Summarizing web forum threads based on a latent topic propagation process

  • Authors:
  • Zhaochun Ren;Jun Ma;Shuaiqiang Wang;Yang Liu

  • Affiliations:
  • Shandong University, Jinan, China;Shandong University, Jinan, China;Shandong University of Finance, Jinan, China;Shandong University, Jinan, China

  • Venue:
  • Proceedings of the 20th ACM international conference on Information and knowledge management
  • Year:
  • 2011

Quantified Score

Hi-index 0.00

Visualization

Abstract

With an increasingly amount of information in web forums, quick comprehension of threads in web forums has become a challenging research problem. To handle this issue, this paper investigates the task of Web Forum Thread Summarization (WFTS), aiming to give a brief statement of each thread that involving multiple dynamic topics. When applied to the task of WFTS, traditional summarization methods are cramped by topic dependencies, topic drifting and text sparseness.
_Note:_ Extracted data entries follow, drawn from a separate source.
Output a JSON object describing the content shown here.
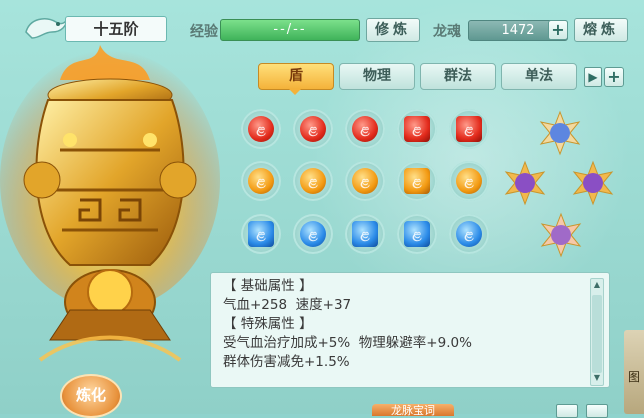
{
  "header": {
    "tier": "十五阶",
    "exp_label": "经验",
    "exp_value": "--/--",
    "cultivate_button": "修炼",
    "soul_label": "龙魂",
    "soul_value": "1472",
    "smelt_button": "熔炼"
  },
  "tabs": [
    {
      "label": "盾",
      "active": true
    },
    {
      "label": "物理",
      "active": false
    },
    {
      "label": "群法",
      "active": false
    },
    {
      "label": "单法",
      "active": false
    }
  ],
  "gems": {
    "rows": [
      {
        "color": "red",
        "shapes": [
          "round",
          "round",
          "round",
          "square",
          "square"
        ]
      },
      {
        "color": "orange",
        "shapes": [
          "round",
          "round",
          "round",
          "square",
          "round"
        ]
      },
      {
        "color": "blue",
        "shapes": [
          "square",
          "round",
          "square",
          "square",
          "round"
        ]
      }
    ],
    "glyph": "ළ"
  },
  "info": {
    "base_header": "【 基础属性 】",
    "base_stats": "气血+258  速度+37",
    "special_header": "【 特殊属性 】",
    "special_line1": "受气血治疗加成+5%  物理躲避率+9.0%",
    "special_line2": "群体伤害减免+1.5%"
  },
  "refine_button": "炼化",
  "bottom_button": "龙脉宝词",
  "side_widget_label": "图"
}
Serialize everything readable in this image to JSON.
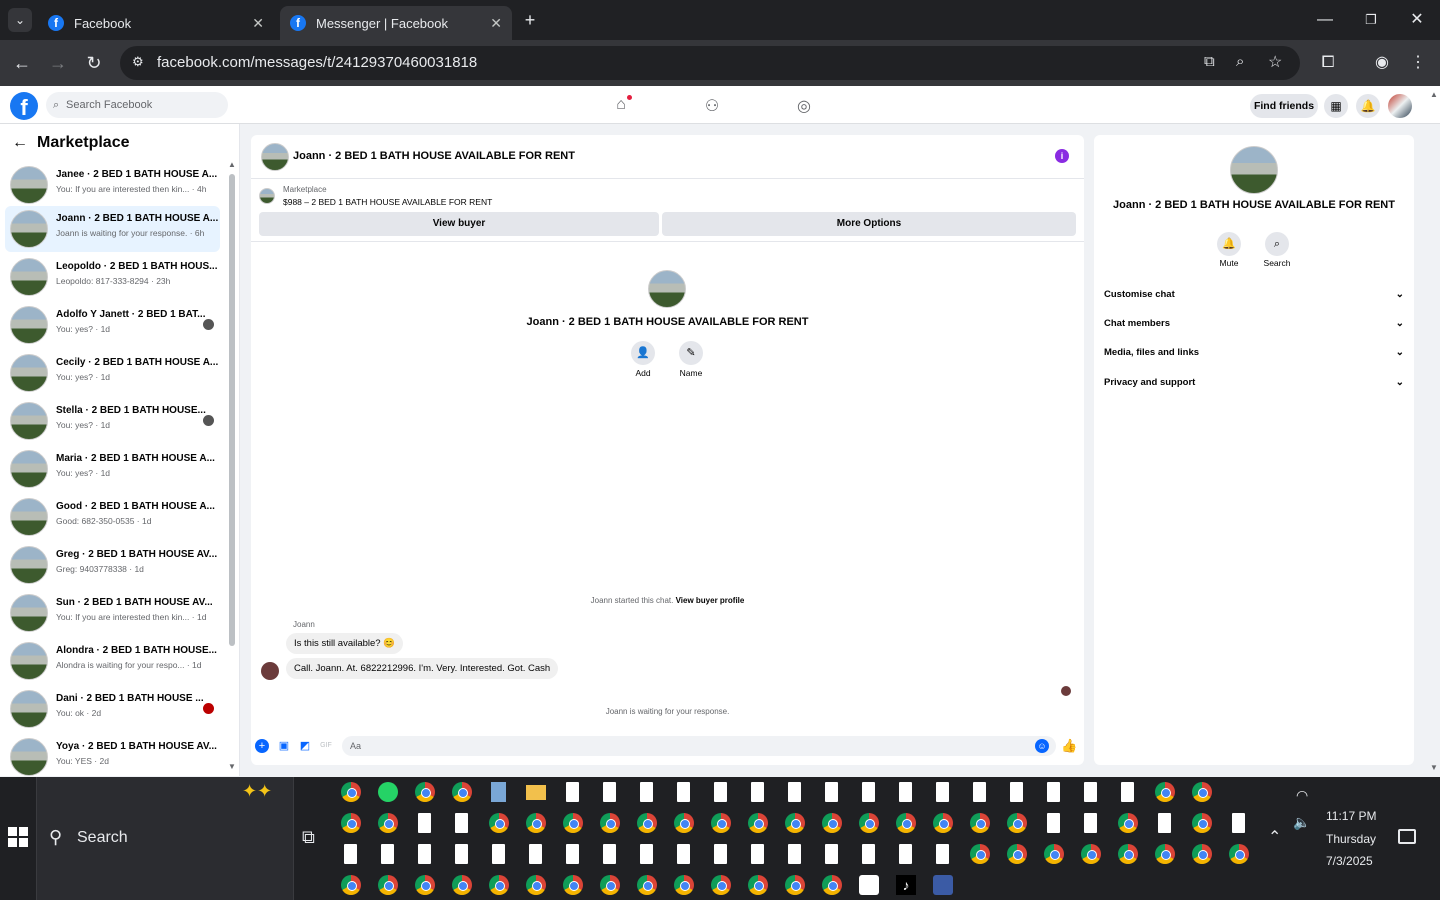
{
  "browser": {
    "tabs": [
      {
        "title": "Facebook",
        "active": false
      },
      {
        "title": "Messenger | Facebook",
        "active": true
      }
    ],
    "url": "facebook.com/messages/t/24129370460031818"
  },
  "fb_header": {
    "search_placeholder": "Search Facebook",
    "find_friends": "Find friends"
  },
  "left_panel": {
    "title": "Marketplace",
    "conversations": [
      {
        "name": "Janee · 2 BED 1 BATH HOUSE A...",
        "preview": "You: If you are interested then kin... · 4h"
      },
      {
        "name": "Joann · 2 BED 1 BATH HOUSE A...",
        "preview": "Joann is waiting for your response. · 6h"
      },
      {
        "name": "Leopoldo · 2 BED 1 BATH HOUS...",
        "preview": "Leopoldo: 817-333-8294 · 23h"
      },
      {
        "name": "Adolfo Y Janett · 2 BED 1 BAT...",
        "preview": "You: yes? · 1d"
      },
      {
        "name": "Cecily · 2 BED 1 BATH HOUSE A...",
        "preview": "You: yes? · 1d"
      },
      {
        "name": "Stella · 2 BED 1 BATH HOUSE...",
        "preview": "You: yes? · 1d"
      },
      {
        "name": "Maria · 2 BED 1 BATH HOUSE A...",
        "preview": "You: yes? · 1d"
      },
      {
        "name": "Good · 2 BED 1 BATH HOUSE A...",
        "preview": "Good: 682-350-0535 · 1d"
      },
      {
        "name": "Greg · 2 BED 1 BATH HOUSE AV...",
        "preview": "Greg: 9403778338 · 1d"
      },
      {
        "name": "Sun · 2 BED 1 BATH HOUSE AV...",
        "preview": "You: If you are interested then kin... · 1d"
      },
      {
        "name": "Alondra · 2 BED 1 BATH HOUSE...",
        "preview": "Alondra is waiting for your respo... · 1d"
      },
      {
        "name": "Dani · 2 BED 1 BATH HOUSE ...",
        "preview": "You: ok · 2d"
      },
      {
        "name": "Yoya · 2 BED 1 BATH HOUSE AV...",
        "preview": "You: YES · 2d"
      }
    ]
  },
  "chat": {
    "title": "Joann · 2 BED 1 BATH HOUSE AVAILABLE FOR RENT",
    "marketplace_label": "Marketplace",
    "listing": "$988 – 2 BED 1 BATH HOUSE AVAILABLE FOR RENT",
    "view_buyer": "View buyer",
    "more_options": "More Options",
    "center_name": "Joann · 2 BED 1 BATH HOUSE AVAILABLE FOR RENT",
    "add_label": "Add",
    "name_label": "Name",
    "started_text": "Joann started this chat.",
    "view_buyer_profile": "View buyer profile",
    "sender": "Joann",
    "messages": [
      "Is this still available? 😊",
      "Call. Joann.  At. 6822212996. I'm. Very.  Interested.  Got. Cash"
    ],
    "waiting": "Joann is waiting for your response.",
    "composer_placeholder": "Aa"
  },
  "right_panel": {
    "name": "Joann · 2 BED 1 BATH HOUSE AVAILABLE FOR RENT",
    "mute": "Mute",
    "search": "Search",
    "sections": [
      "Customise chat",
      "Chat members",
      "Media, files and links",
      "Privacy and support"
    ]
  },
  "taskbar": {
    "search_label": "Search",
    "time": "11:17 PM",
    "day": "Thursday",
    "date": "7/3/2025"
  },
  "colors": {
    "fb_blue": "#1877f2",
    "messenger_blue": "#0866ff",
    "selected_row": "#e7f3ff"
  }
}
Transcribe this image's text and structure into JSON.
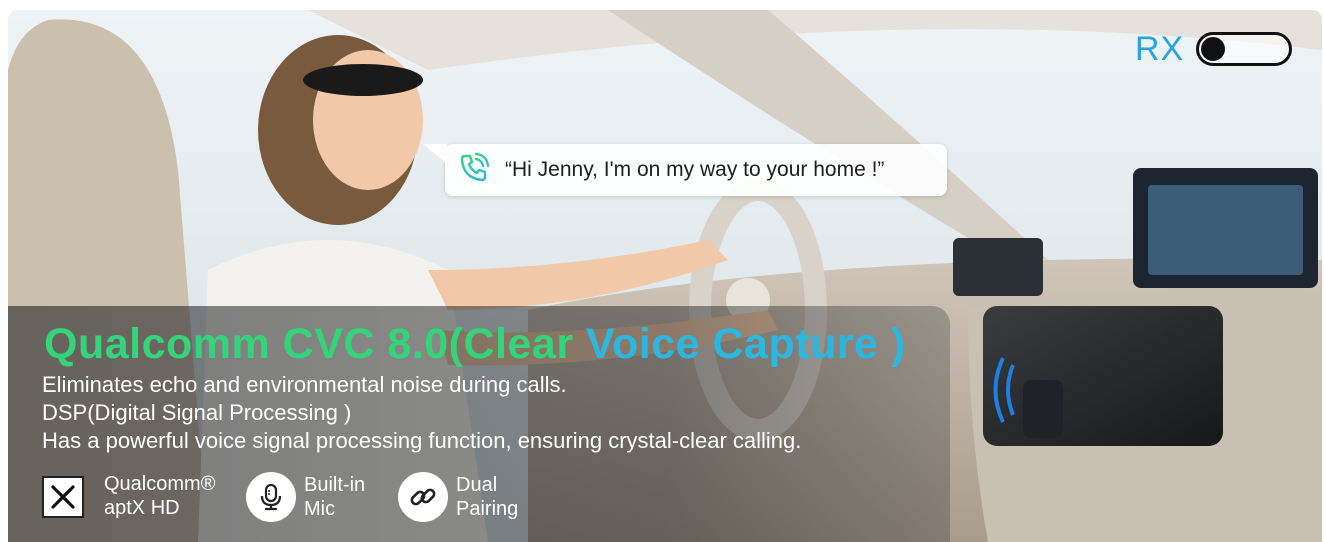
{
  "toggle": {
    "label": "RX",
    "state": "off",
    "accent_color": "#2aa3e6"
  },
  "bubble": {
    "icon": "phone-call-icon",
    "text": "“Hi Jenny, I'm on my way to your home !”"
  },
  "headline": {
    "part1": "Qualcomm CVC 8.0(Clear ",
    "part2": "Voice Capture )",
    "color_start": "#34d47a",
    "color_end": "#2bb7e0"
  },
  "description": [
    "Eliminates echo and environmental noise during calls.",
    "DSP(Digital Signal Processing )",
    "Has a powerful voice signal processing function, ensuring crystal-clear calling."
  ],
  "features": [
    {
      "icon": "aptx-hd-icon",
      "line1": "Qualcomm®",
      "line2": "aptX  HD"
    },
    {
      "icon": "microphone-icon",
      "line1": "Built-in",
      "line2": "Mic"
    },
    {
      "icon": "link-icon",
      "line1": "Dual",
      "line2": "Pairing"
    }
  ]
}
Consequently, we explore an unsupervised topic propagation model in this paper, the Post Propagation Model (PPM), to burst through these problems by simultaneously modeling the semantics and the reply relationship existing in each thread. Each post in PPM is considered as a mixture of topics, and a product of Dirichlet distributions in previous posts is employed to model each topic dependencies during the asynchronous discussion. Based on this model, the task of WFTS is accomplished by extracting most significant sentences in a thread. The experimental results on two different forum data sets show that WFTS based on the PPM outperforms several state-of-the-art summarization methods in terms of ROUGE metrics.